La reversión de esa fuerza de expulsión va a costar, asegura Amparo Díaz, si aquí, como hasta ahora, «no se trabaja por el concejo. Desde el Ayuntamiento, no se ha pedido apenas nada más que lo que viene desde la Administración». La presidenta de Fórum Boal 3.000 destaca «la riqueza tremenda en gente con iniciativas» que tiene su pueblo, pero la tesis no es unánime. Hay quien atribuye algunos males a cierta carencia de cohesión en el tejido social, a «muchas asociaciones con muy poca unión entre ellas», afirma José Luis Rodríguez. «Siempre hablamos del ejemplo de Taramundi, pero allí tienen mucha más iniciativa y trabajaron mucho», sostiene Reyes López, componente del grupo de teatro «Penedo Aballón». Rocío Quintana, secretaria del colectivo de mujeres «Con Xeito», aporta la experiencia de la militancia -«pertenezco a todas las asociaciones, salvo a la de cazadores»- y aventura que «tal vez sería mejor tener una asociación vecinal que aglutinase a todas», una que evitase descoordinaciones y amontonase granitos de arena para tratar de sacar partido a lo que hay a la vista.
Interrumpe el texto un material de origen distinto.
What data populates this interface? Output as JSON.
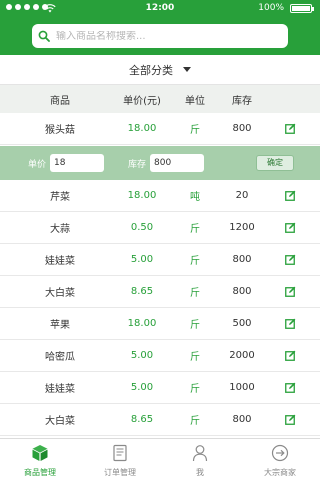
{
  "status_bar": {
    "time": "12:00",
    "battery": "100%"
  },
  "search": {
    "placeholder": "输入商品名称搜索..."
  },
  "category": {
    "label": "全部分类"
  },
  "table": {
    "headers": [
      "商品",
      "单价(元)",
      "单位",
      "库存"
    ],
    "rows": [
      {
        "name": "猴头菇",
        "price": "18.00",
        "unit": "斤",
        "stock": "800"
      },
      {
        "name": "芹菜",
        "price": "18.00",
        "unit": "吨",
        "stock": "20"
      },
      {
        "name": "大蒜",
        "price": "0.50",
        "unit": "斤",
        "stock": "1200"
      },
      {
        "name": "娃娃菜",
        "price": "5.00",
        "unit": "斤",
        "stock": "800"
      },
      {
        "name": "大白菜",
        "price": "8.65",
        "unit": "斤",
        "stock": "800"
      },
      {
        "name": "苹果",
        "price": "18.00",
        "unit": "斤",
        "stock": "500"
      },
      {
        "name": "哈密瓜",
        "price": "5.00",
        "unit": "斤",
        "stock": "2000"
      },
      {
        "name": "娃娃菜",
        "price": "5.00",
        "unit": "斤",
        "stock": "1000"
      },
      {
        "name": "大白菜",
        "price": "8.65",
        "unit": "斤",
        "stock": "800"
      }
    ]
  },
  "edit_row": {
    "price_label": "单价",
    "price_value": "18",
    "stock_label": "库存",
    "stock_value": "800",
    "confirm_label": "确定"
  },
  "tabbar": {
    "tabs": [
      {
        "label": "商品管理",
        "icon": "box-icon",
        "active": true
      },
      {
        "label": "订单管理",
        "icon": "document-icon",
        "active": false
      },
      {
        "label": "我",
        "icon": "person-icon",
        "active": false
      },
      {
        "label": "大宗商家",
        "icon": "arrow-circle-icon",
        "active": false
      }
    ]
  },
  "colors": {
    "brand": "#28a03a",
    "edit_row_bg": "#a7cfab",
    "header_bg": "#eef1ee"
  }
}
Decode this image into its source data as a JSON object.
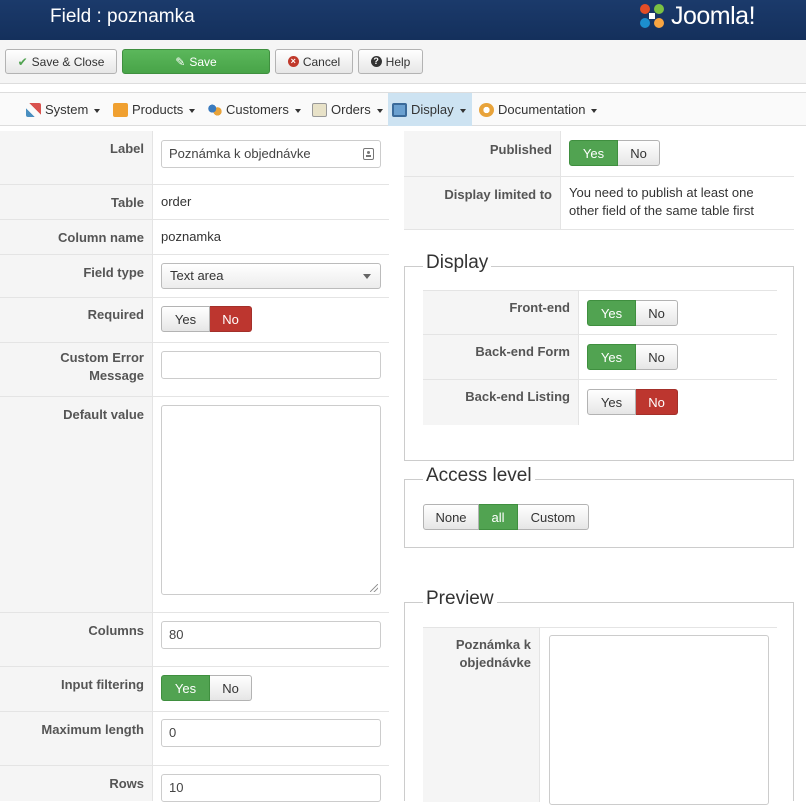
{
  "header": {
    "title": "Field : poznamka",
    "logo_text": "Joomla!"
  },
  "toolbar": {
    "save_close": "Save & Close",
    "save": "Save",
    "cancel": "Cancel",
    "help": "Help"
  },
  "menu": [
    {
      "label": "System",
      "icon": "tools-icon"
    },
    {
      "label": "Products",
      "icon": "box-icon"
    },
    {
      "label": "Customers",
      "icon": "users-icon"
    },
    {
      "label": "Orders",
      "icon": "clipboard-icon"
    },
    {
      "label": "Display",
      "icon": "monitor-icon",
      "active": true
    },
    {
      "label": "Documentation",
      "icon": "help-wheel-icon"
    }
  ],
  "form": {
    "label": {
      "label": "Label",
      "value": "Poznámka k objednávke"
    },
    "table": {
      "label": "Table",
      "value": "order"
    },
    "column_name": {
      "label": "Column name",
      "value": "poznamka"
    },
    "field_type": {
      "label": "Field type",
      "value": "Text area"
    },
    "required": {
      "label": "Required",
      "yes": "Yes",
      "no": "No",
      "selected": "No"
    },
    "custom_error": {
      "label_line1": "Custom Error",
      "label_line2": "Message",
      "value": ""
    },
    "default_value": {
      "label": "Default value",
      "value": ""
    },
    "columns": {
      "label": "Columns",
      "value": "80"
    },
    "input_filtering": {
      "label": "Input filtering",
      "yes": "Yes",
      "no": "No",
      "selected": "Yes"
    },
    "max_length": {
      "label": "Maximum length",
      "value": "0"
    },
    "rows": {
      "label": "Rows",
      "value": "10"
    }
  },
  "right": {
    "published": {
      "label": "Published",
      "yes": "Yes",
      "no": "No",
      "selected": "Yes"
    },
    "display_limited": {
      "label": "Display limited to",
      "text_line1": "You need to publish at least one",
      "text_line2": "other field of the same table first"
    },
    "display": {
      "legend": "Display",
      "frontend": {
        "label": "Front-end",
        "yes": "Yes",
        "no": "No",
        "selected": "Yes"
      },
      "backend_form": {
        "label": "Back-end Form",
        "yes": "Yes",
        "no": "No",
        "selected": "Yes"
      },
      "backend_listing": {
        "label": "Back-end Listing",
        "yes": "Yes",
        "no": "No",
        "selected": "No"
      }
    },
    "access": {
      "legend": "Access level",
      "none": "None",
      "all": "all",
      "custom": "Custom",
      "selected": "all"
    },
    "preview": {
      "legend": "Preview",
      "label_line1": "Poznámka k",
      "label_line2": "objednávke"
    }
  },
  "colors": {
    "header_bg": "#1b3a6b",
    "green": "#51a351",
    "red": "#bd362f",
    "active_menu": "#cde3f2"
  }
}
Menos pasado y más futuro, vienen a decir, o mejor una conjunción estimulante de ambos que haga visible esto desde fuera y agradable y cómodo para vivir dentro.

El Mirador

Propuestas para mejorar el futuro

_ La residencia

«Boal necesita una residencia de la tercera edad». La reclamación puebla repartida los escaparates de los establecimientos de la villa, puede que ya haya conseguido su propósito. La obra de construcción del nuevo equipamiento está adjudicada a una empresa gallega y, según el Alcalde, a punto de dar los primeros pasos hacia un edificio con 24 plazas «importante para fijar población y empleo en un concejo donde una buena parte de la población es mayor».

_ El polígono

El área industrial del alto de Llaviada llegará inevitablemente tarde, pero al menos llegará si se cumplen los plazos que, ahora sí, asume el Ayuntamiento de Boal. La primera fase, 21.000 metros cuadrados, «ha pasado el estudio de impacto ambiental con pequeñas modificaciones y en los próximos meses», asegura José Antonio Barrientos, «estaremos en disposición de acometer la obra».

_ Las carreteras

En plural, porque aquí hay varias que se entienden básicas y necesitan un repaso. El Ayuntamiento pide «una mejora integral» de la vía rápida -que no lo es tanto al decir de los vecinos- entre Navia y Grandas de Salime, y en la calle cuaja la demanda de mejora para la salida hacia Vegadeo y la conexión con la Autovía del Cantábrico en el concejo de Tapia de Casariego.

_ La casa de las abejas

En Los Mazos, antes de entrar en Boal llegando desde Navia, la Casa de la Apicultura pide una renovación que permita reactivar su uso como recurso turístico. «Habría que seguir ampliándola, dinamizándola», reclama Julio Fernández, «hacer un museo vivo» que reproduzca la experiencia del apicultor. «A veces, ahora está cerrada y tengo que ir yo a abrirla y enseñársela a la gente, cuando sólo con visitas escolares podríamos tener gente aquí casi todos los días».

_ Los embalses

La prohibición de navegar a motor por el de Arbón dificulta, al decir de algún boalés desencantado, el aprovechamiento turístico del pantano que Boal comparte con los concejos de Villayón y Coaña. En el de Doiras, que Boal reparte con Illano y Pesoz, «falta un acceso en condiciones para la pesca», resalta Julio Fernández, «o para organizar ahí determinadas actividades lúdicas».